Today’s inflation data shows that the peak rate of inflation growth has passed. This should also mean that mortgage rates have hit all-time highs. A key phrase I’ve been emphasizing since writing about the case of his October 27th mortgage rate drop is to think 12 months ahead. Trends are your friend, and the monthly data has cooled noticeably.
That cooling has come despite the largest inflation component, shelter inflation, still rising in the late-modeled CPI data. This means that shelter inflation is not accounted for properly against real-time data.
As you can see below, the monthly readings of the Consumer Price Index show that inflation has peaked.
Without the lagging CPI Shelter Index, the largest component, Headline Core Print, would have been down year-over-year today. It’s positive that most people are taking notes on this reality of shelter inflation.
While still high, year-on-year inflation has declined. Please refer to the following.
All this at a time when the labor market remains very tight. In other words, the Fed doesn’t have to cause unemployment to fall to keep inflation down. The best way to combat inflation is to increase supply. Destroying demand is not the most effective method and will affect future production.
Thursday’s unemployment claims data remained strong, as shown below. 205,000 For headlines, the 4-week moving average is 212,500.
The person who said the unemployment rate needs to be above 6% to keep inflation down feels sick because that advice means millions of Americans have lost their jobs for no reason. It must be.
How have bond markets reacted to this inflation data? It was a mild day compared to November 2022, but as of this writing, 10-year yields are at 3.45%is the third attempt to lower this area.
This means that today’s mortgage rates should improve. Mortgage rates are approaching 5 handles, far away from the 8% to 10% mortgage rates people were talking about late last year when rates peaked. 7.37%.
digging into inflation data
from BLS:
The U.S. Bureau of Labor Statistics reported today that the consumer price index (CPI-U) for all urban consumers fell 0.1% in December on a seasonally adjusted basis after rising 0.1% in November. . Over the last 12 months, the all-commodity index increased by 6.5% on a non-seasonally adjusted basis. The gasoline index contributed significantly to the monthly decrease in all items, more than offsetting the increase in the shelter index. The food index rose by 0.3% over the month, while the home food index rose by 0.2%. The energy index fell 4.5% month-on-month as the gasoline index fell. Other major energy component indices rose in a month.
To understand CPI data, it is important to analyze some internal structures. Of course, the biggest factor in inflation is housing. I stressed that shelter inflation will start in late 2020, but the current reality is the opposite. However, the CPI data lags far behind here.
Thankfully federal reserve understood this and created its own index in December to account for the lag.

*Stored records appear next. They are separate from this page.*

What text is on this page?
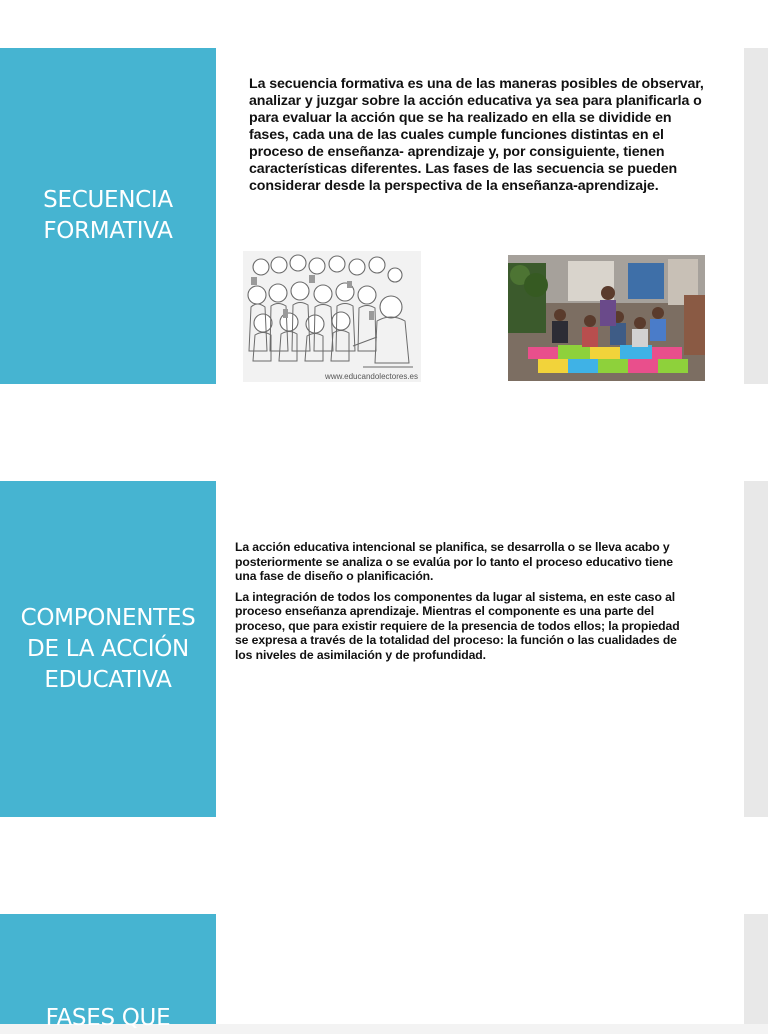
SECUENCIA
FORMATIVA
La secuencia formativa es una de las maneras posibles de observar, analizar y juzgar sobre la acción educativa ya sea para planificarla o para evaluar la acción que se ha realizado en ella se dividide en fases, cada una de las cuales cumple funciones distintas en el proceso de enseñanza- aprendizaje y, por consiguiente, tienen características diferentes. Las fases de las secuencia se pueden considerar desde la perspectiva de la enseñanza-aprendizaje.
www.educandolectores.es
COMPONENTES
DE LA ACCIÓN
EDUCATIVA

La acción educativa intencional se planifica, se desarrolla o se lleva acabo y posteriormente se analiza o se evalúa por lo tanto el proceso educativo tiene una fase de diseño o planificación.

La integración de todos los componentes da lugar al sistema, en este caso al proceso enseñanza aprendizaje. Mientras el componente es una parte del proceso, que para existir requiere de la presencia de todos ellos; la propiedad se expresa a través de la totalidad del proceso: la función o las cualidades de los niveles de asimilación y de profundidad.

FASES QUE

Back in September, CPI Inflation Day, talked about how this could be a positive story in 2023. I couldn’t have asked for a better result than today’s situation.
Refuge inflation always lags behind. Let’s wait until October 2023 to see when this data line finally peaks and tracks the latest data. When that starts happening, the core CPI drops more noticeably. As you can see from the graph below, the growth rate is still high in the shelter data.
Food inflation growth appears to have peaked.We all know the drama of bird flu egg price, and there is nothing the Fed can do about it. The Fed doesn’t take food inflation into account because it’s part of headline inflation and tends to go up and down.
we all know massive car inflation story After COVID-19, production and chip shortages have significantly accelerated inflation here. But this is also rolling.
The drop in energy is well known, as oil prices have fallen significantly since the Russian invasion of Ukraine soared. Oil is the weapon of war in this modern era, and we have fought back with stockpiles on this front. But what if reserves run low and China returns from her COVID-19 shutdown and starts driving cars again?
No shocking news here, as the Consumer Price Index report is in line with what most people expected. But the bigger story is the trend, and if you’re hoping the Fed will continue to hike rates excessively and send the US into a massive recession, today wasn’t a good day for you.
I saw a discussion on Twitter where an analyst argued that the Fed should raise the Fed funding rate to 7% or 8%. This was hope for the bearish Americans. The Fed may not yet have received the memo that the inflationary scare of the 1970s would not take root in this modern economy without a supply shock at this stage.
As usual, the bond market has outperformed the Fed and the Fed may end up winning it. But for now, interest rates are falling, and similar to inflation fears in the 1970s, fears of 8%-10% mortgage rates in the spring of 2023 are slowly dissipating.
If you want a soft landing, this is the inflation data you want to see. This is even the recession watch I spoke of last year. Good day for the United States and the housing market.